You don't need to lable things, it "understands" what you mean, it learned to "reason" slightly, no human needed in that loop then.

@Jarods_Journey 2 ай бұрын

I'm firm to believe a little bit of labeling is still needed to get it to understand all the pre training data, I just think in this case they have trained classifiers that can accurately label specific types of data. No human in the loop here, just classification models and lots of compute 😅

@Airbender131090 2 ай бұрын

This is riduculos😮 imagine this in video game npcs 😮 thats crazy

@justindressler5992 2 ай бұрын

Is the Japanese accurate and understandable i would love to learn Japanese through chat.

@TrC450 2 ай бұрын

Yes, at least what was shown here.

@Jarods_Journey 2 ай бұрын

Understandable, absolutely. It is more than accurate enough I'd say, but I'm not at a level high enough to determine whether or not it was using natural expressions. Though, the anime impersonations were pretty good imo

@baltakatei 2 ай бұрын

We're so cooked.

@saint115io 2 ай бұрын

Wait, are you japanese? 😮😮

@Jarods_Journey 2 ай бұрын

A small bit :)

@dadadies 2 ай бұрын

Her dramatic movie trailer narrator voice skill sucks. It sounds like someone's mom failing to do the task. Maybe if you asked her to make it sound professional i wonder if she would have sounded better.

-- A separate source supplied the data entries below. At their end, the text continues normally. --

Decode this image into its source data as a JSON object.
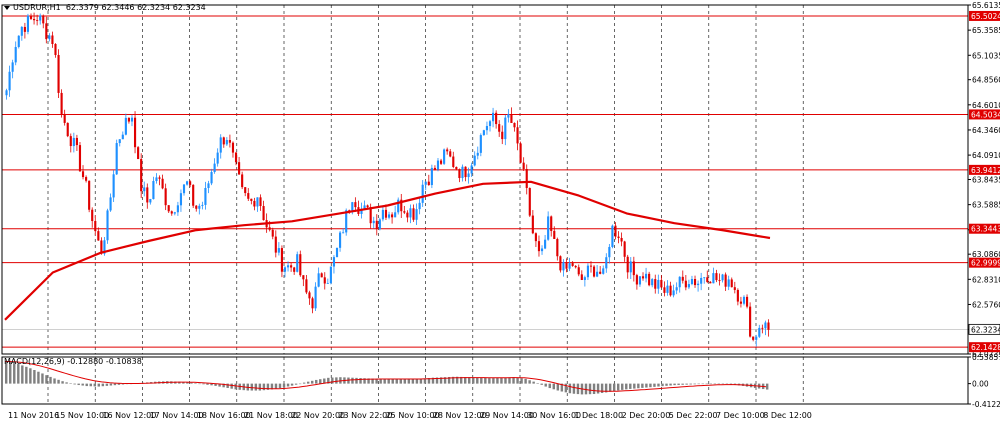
{
  "header": {
    "symbol": "USDRUR,H1",
    "ohlc": "62.3379 62.3446 62.3234 62.3234"
  },
  "macd_header": {
    "label": "MACD(12,26,9) -0.12880 -0.10838"
  },
  "colors": {
    "bull": "#1e90ff",
    "bear": "#e00000",
    "ma": "#e00000",
    "level": "#e00000",
    "grid": "#000000",
    "hist": "#808080",
    "signal": "#e00000"
  },
  "chart_data": [
    {
      "type": "candlestick",
      "title": "USDRUR,H1",
      "ylim": [
        62.0735,
        65.6135
      ],
      "y_ticks": [
        "65.6135",
        "65.3585",
        "65.1035",
        "64.8560",
        "64.6010",
        "64.3460",
        "64.0910",
        "63.8435",
        "63.5885",
        "63.3335",
        "63.0860",
        "62.8310",
        "62.5760",
        "62.3234",
        "62.0735"
      ],
      "x_ticks": [
        "11 Nov 2016",
        "15 Nov 10:00",
        "16 Nov 12:00",
        "17 Nov 14:00",
        "18 Nov 16:00",
        "21 Nov 18:00",
        "22 Nov 20:00",
        "23 Nov 22:00",
        "25 Nov 10:00",
        "28 Nov 12:00",
        "29 Nov 14:00",
        "30 Nov 16:00",
        "1 Dec 18:00",
        "2 Dec 20:00",
        "5 Dec 22:00",
        "7 Dec 10:00",
        "8 Dec 12:00"
      ],
      "current_price": "62.3234",
      "levels": [
        "65.5024",
        "64.5034",
        "63.9412",
        "63.3443",
        "62.9999",
        "62.1428"
      ],
      "close_path": [
        64.75,
        65.2,
        65.4,
        65.45,
        65.5,
        65.35,
        65.25,
        64.5,
        64.3,
        64.1,
        63.8,
        63.4,
        63.1,
        63.5,
        64.2,
        64.4,
        64.5,
        63.8,
        63.6,
        63.9,
        63.7,
        63.5,
        63.7,
        63.8,
        63.55,
        63.6,
        63.9,
        64.2,
        64.3,
        64.0,
        63.7,
        63.6,
        63.7,
        63.4,
        63.2,
        63.0,
        62.95,
        63.0,
        62.7,
        62.6,
        62.9,
        62.85,
        63.1,
        63.4,
        63.7,
        63.55,
        63.5,
        63.4,
        63.55,
        63.5,
        63.6,
        63.55,
        63.5,
        63.8,
        63.9,
        64.0,
        64.1,
        64.0,
        63.9,
        64.0,
        64.2,
        64.4,
        64.45,
        64.3,
        64.5,
        64.2,
        63.8,
        63.3,
        63.0,
        63.4,
        63.1,
        62.9,
        63.0,
        62.8,
        62.9,
        62.95,
        62.85,
        63.35,
        63.3,
        63.0,
        62.85,
        62.9,
        62.8,
        62.75,
        62.7,
        62.75,
        62.8,
        62.85,
        62.8,
        62.9,
        62.85,
        62.8,
        62.85,
        62.7,
        62.6,
        62.2,
        62.4,
        62.32
      ],
      "moving_average": [
        {
          "date": "11 Nov 2016",
          "y": 62.42
        },
        {
          "date": "15 Nov 10:00",
          "y": 62.9
        },
        {
          "date": "16 Nov 12:00",
          "y": 63.1
        },
        {
          "date": "17 Nov 14:00",
          "y": 63.22
        },
        {
          "date": "18 Nov 16:00",
          "y": 63.33
        },
        {
          "date": "21 Nov 18:00",
          "y": 63.38
        },
        {
          "date": "22 Nov 20:00",
          "y": 63.42
        },
        {
          "date": "23 Nov 22:00",
          "y": 63.5
        },
        {
          "date": "25 Nov 10:00",
          "y": 63.58
        },
        {
          "date": "28 Nov 12:00",
          "y": 63.7
        },
        {
          "date": "29 Nov 14:00",
          "y": 63.8
        },
        {
          "date": "30 Nov 16:00",
          "y": 63.82
        },
        {
          "date": "1 Dec 18:00",
          "y": 63.68
        },
        {
          "date": "2 Dec 20:00",
          "y": 63.5
        },
        {
          "date": "5 Dec 22:00",
          "y": 63.4
        },
        {
          "date": "7 Dec 10:00",
          "y": 63.33
        },
        {
          "date": "8 Dec 12:00",
          "y": 63.25
        }
      ]
    },
    {
      "type": "bar",
      "title": "MACD(12,26,9) -0.12880 -0.10838",
      "ylim": [
        -0.41225,
        0.53857
      ],
      "y_ticks": [
        "0.53857",
        "0.00",
        "-0.41225"
      ],
      "macd_path": [
        0.45,
        0.4,
        0.32,
        0.22,
        0.12,
        0.04,
        -0.02,
        -0.05,
        -0.06,
        -0.04,
        -0.02,
        0.0,
        0.02,
        0.04,
        0.05,
        0.04,
        0.02,
        -0.01,
        -0.04,
        -0.08,
        -0.12,
        -0.14,
        -0.14,
        -0.12,
        -0.08,
        -0.03,
        0.03,
        0.08,
        0.12,
        0.13,
        0.12,
        0.11,
        0.1,
        0.1,
        0.09,
        0.09,
        0.1,
        0.12,
        0.13,
        0.14,
        0.13,
        0.12,
        0.11,
        0.12,
        0.13,
        0.1,
        0.02,
        -0.08,
        -0.15,
        -0.2,
        -0.22,
        -0.21,
        -0.18,
        -0.14,
        -0.11,
        -0.09,
        -0.07,
        -0.05,
        -0.03,
        -0.02,
        -0.01,
        0.0,
        0.0,
        -0.02,
        -0.05,
        -0.09,
        -0.12
      ]
    }
  ]
}
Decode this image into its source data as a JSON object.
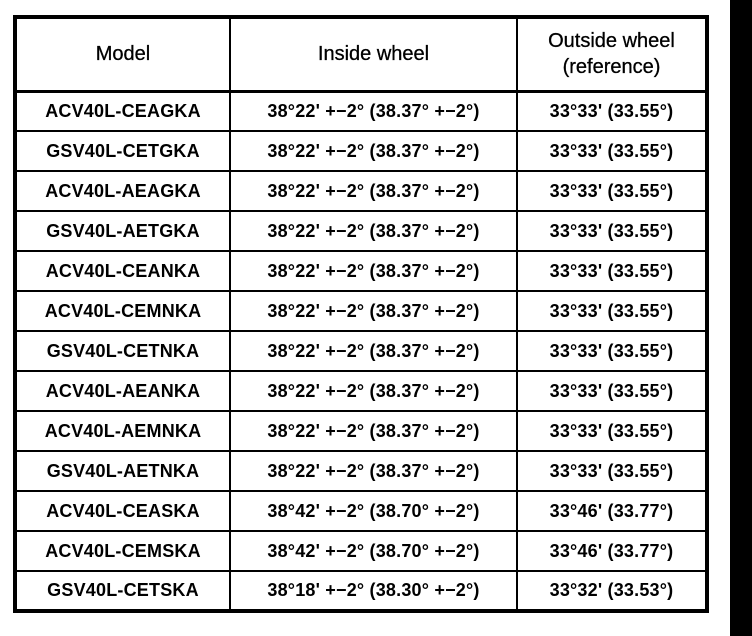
{
  "page": {
    "scan_bar_color": "#000000",
    "background_color": "#ffffff",
    "text_color": "#000000"
  },
  "table": {
    "headers": [
      "Model",
      "Inside wheel",
      "Outside wheel (reference)"
    ],
    "rows": [
      {
        "model": "ACV40L-CEAGKA",
        "inside_wheel": "38°22' +−2° (38.37° +−2°)",
        "outside_wheel": "33°33' (33.55°)"
      },
      {
        "model": "GSV40L-CETGKA",
        "inside_wheel": "38°22' +−2° (38.37° +−2°)",
        "outside_wheel": "33°33' (33.55°)"
      },
      {
        "model": "ACV40L-AEAGKA",
        "inside_wheel": "38°22' +−2° (38.37° +−2°)",
        "outside_wheel": "33°33' (33.55°)"
      },
      {
        "model": "GSV40L-AETGKA",
        "inside_wheel": "38°22' +−2° (38.37° +−2°)",
        "outside_wheel": "33°33' (33.55°)"
      },
      {
        "model": "ACV40L-CEANKA",
        "inside_wheel": "38°22' +−2° (38.37° +−2°)",
        "outside_wheel": "33°33' (33.55°)"
      },
      {
        "model": "ACV40L-CEMNKA",
        "inside_wheel": "38°22' +−2° (38.37° +−2°)",
        "outside_wheel": "33°33' (33.55°)"
      },
      {
        "model": "GSV40L-CETNKA",
        "inside_wheel": "38°22' +−2° (38.37° +−2°)",
        "outside_wheel": "33°33' (33.55°)"
      },
      {
        "model": "ACV40L-AEANKA",
        "inside_wheel": "38°22' +−2° (38.37° +−2°)",
        "outside_wheel": "33°33' (33.55°)"
      },
      {
        "model": "ACV40L-AEMNKA",
        "inside_wheel": "38°22' +−2° (38.37° +−2°)",
        "outside_wheel": "33°33' (33.55°)"
      },
      {
        "model": "GSV40L-AETNKA",
        "inside_wheel": "38°22' +−2° (38.37° +−2°)",
        "outside_wheel": "33°33' (33.55°)"
      },
      {
        "model": "ACV40L-CEASKA",
        "inside_wheel": "38°42' +−2° (38.70° +−2°)",
        "outside_wheel": "33°46' (33.77°)"
      },
      {
        "model": "ACV40L-CEMSKA",
        "inside_wheel": "38°42' +−2° (38.70° +−2°)",
        "outside_wheel": "33°46' (33.77°)"
      },
      {
        "model": "GSV40L-CETSKA",
        "inside_wheel": "38°18' +−2° (38.30° +−2°)",
        "outside_wheel": "33°32' (33.53°)"
      }
    ]
  }
}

@Jarods_Journey 2 ай бұрын

It may have been influenced by earlier portions of chat, but I'd agree it wasn't the best as shown here!

@Draggtar 2 ай бұрын

The answer is: GPT chat creators are otakus

@hypersonicmonkeybrains3418 2 ай бұрын

I tried it and the audio quality is atrocious, bitcrushed, compressed, choppy and analog sounding. Not at all impressed, i would never consider paying a subscription for an Ai voice who's main feature is it can put on accents. I then tried Gemini voice and its crystal clear... Inflection PI AI, crystal clear... what gives.